Students can opt to undergo additional training on their own in order to prepare for the certifications in the other modalities.

“We cannot teach them everything in 18 months, but we will prepare them for the EEG modality. That will get their foot in the door, and then they can choose what route they want,” said program director Riki Rager, R. EEG T.

Those routes can include monitoring nerves during surgery to ensure they are not damaged, evaluating for stroke or hemorrhage in patients in the intensive care unit who are not able to communicate, or localizing where a seizure is originating in an epilepsy patient's brain.

“Your brain is your control center, and we're the field that monitors your brain and nervous system. Doctors can get a scan to see the structures of the brain, but they can't see the function unless an END tech is at work,” Rager said.

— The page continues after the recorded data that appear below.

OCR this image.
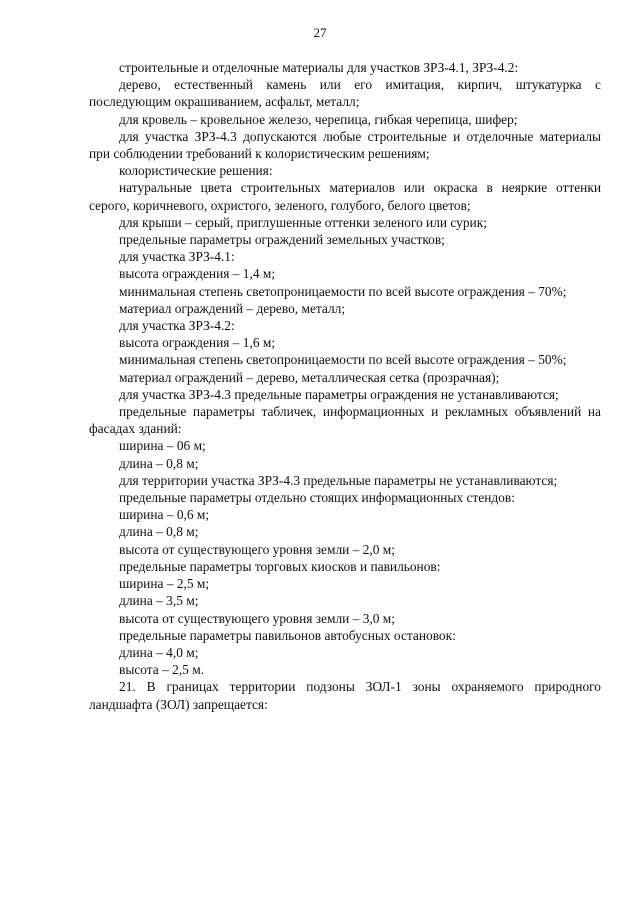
27

строительные и отделочные материалы для участков ЗРЗ-4.1, ЗРЗ-4.2:

дерево, естественный камень или его имитация, кирпич, штукатурка с последующим окрашиванием, асфальт, металл;

для кровель – кровельное железо, черепица, гибкая черепица, шифер;

для участка ЗРЗ-4.3 допускаются любые строительные и отделочные материалы при соблюдении требований к колористическим решениям;

колористические решения:

натуральные цвета строительных материалов или окраска в неяркие оттенки серого, коричневого, охристого, зеленого, голубого, белого цветов;

для крыши – серый, приглушенные оттенки зеленого или сурик;

предельные параметры ограждений земельных участков;

для участка ЗРЗ-4.1:

высота ограждения – 1,4 м;

минимальная степень светопроницаемости по всей высоте ограждения – 70%;

материал ограждений – дерево, металл;

для участка ЗРЗ-4.2:

высота ограждения – 1,6 м;

минимальная степень светопроницаемости по всей высоте ограждения – 50%;

материал ограждений – дерево, металлическая сетка (прозрачная);

для участка ЗРЗ-4.3 предельные параметры ограждения не устанавливаются;

предельные параметры табличек, информационных и рекламных объявлений на фасадах зданий:

ширина – 06 м;

длина – 0,8 м;

для территории участка ЗРЗ-4.3 предельные параметры не устанавливаются;

предельные параметры отдельно стоящих информационных стендов:

ширина – 0,6 м;

длина – 0,8 м;

высота от существующего уровня земли – 2,0 м;

предельные параметры торговых киосков и павильонов:

ширина – 2,5 м;

длина – 3,5 м;

высота от существующего уровня земли – 3,0 м;

предельные параметры павильонов автобусных остановок:

длина – 4,0 м;

высота – 2,5 м.

21. В границах территории подзоны ЗОЛ-1 зоны охраняемого природного ландшафта (ЗОЛ) запрещается:
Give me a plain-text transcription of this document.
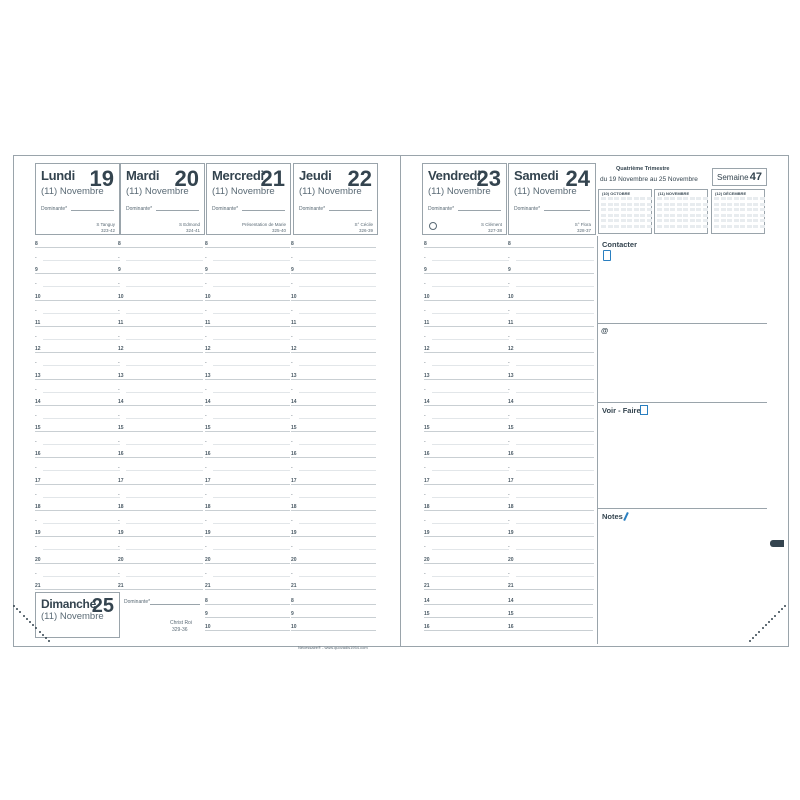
Lundi 19
(11) Novembre
Dominante*
S Tanguy
323-42
Mardi 20
(11) Novembre
Dominante*
S Edmond
324-41
Mercredi
21
(11) Novembre
Dominante*
Présentation de Marie
325-40
Jeudi 22
(11) Novembre
Dominante*
S° Cécile
326-39
Vendredi
23
(11) Novembre
Dominante*
S Clément
327-38
Samedi 24
(11) Novembre
Dominante*
S° Flora
328-37
8
-
9
-
10
-
11
-
12
-
13
-
14
-
15
-
16
-
17
-
18
-
19
-
20
-
21
8
-
9
-
10
-
11
-
12
-
13
-
14
-
15
-
16
-
17
-
18
-
19
-
20
-
21
8
-
9
-
10
-
11
-
12
-
13
-
14
-
15
-
16
-
17
-
18
-
19
-
20
-
21
8
-
9
-
10
-
11
-
12
-
13
-
14
-
15
-
16
-
17
-
18
-
19
-
20
-
21
8
-
9
-
10
-
11
-
12
-
13
-
14
-
15
-
16
-
17
-
18
-
19
-
20
-
21
8
-
9
-
10
-
11
-
12
-
13
-
14
-
15
-
16
-
17
-
18
-
19
-
20
-
21
Dimanche
25
(11) Novembre
Dominante*
Christ Roi
329-36
8
9
10
8
9
10
14
15
16
14
15
16
Nécessaire® - www.quovadis1954.com
Quatrième Trimestre
du 19 Novembre au 25 Novembre Semaine 47
(10) OCTOBRE	(11) NOVEMBRE	(12) DÉCEMBRE
Contacter
@
Voir - Faire
Notes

“We're in a region where there is no training, but great demand. Our goal is to educate competent END techs to fill vacancies at Vanderbilt and surrounding hospitals.”

Students must have or be working toward an associate's degree. The program will start with lectures introducing the END field and instrumentation based on online curriculum developed by the American Society of Electroneurodiagnostic Technologists, and then move into clinical rotations.

Bassel Abou-Khalil, M.D., professor of Neurology and co-medical director of the END program, wanted to develop this program for many years. Under his guidance, the students will also rotate through neurophysiology lectures prepared for Vanderbilt University School of Medicine students.

Trey Lee, M.D., assistant professor of Neurology and co-medical director for the training program, said END technologists play a valuable role in quality and safety for patients.

“I work principally with intraoperative monitoring, and during the surgery the END tech and I are constantly conferring about data and troubleshooting,” he said. “Without the proper training, the data has no meaning. If a tech is not well-trained and knowledgeable, I can't do my job.”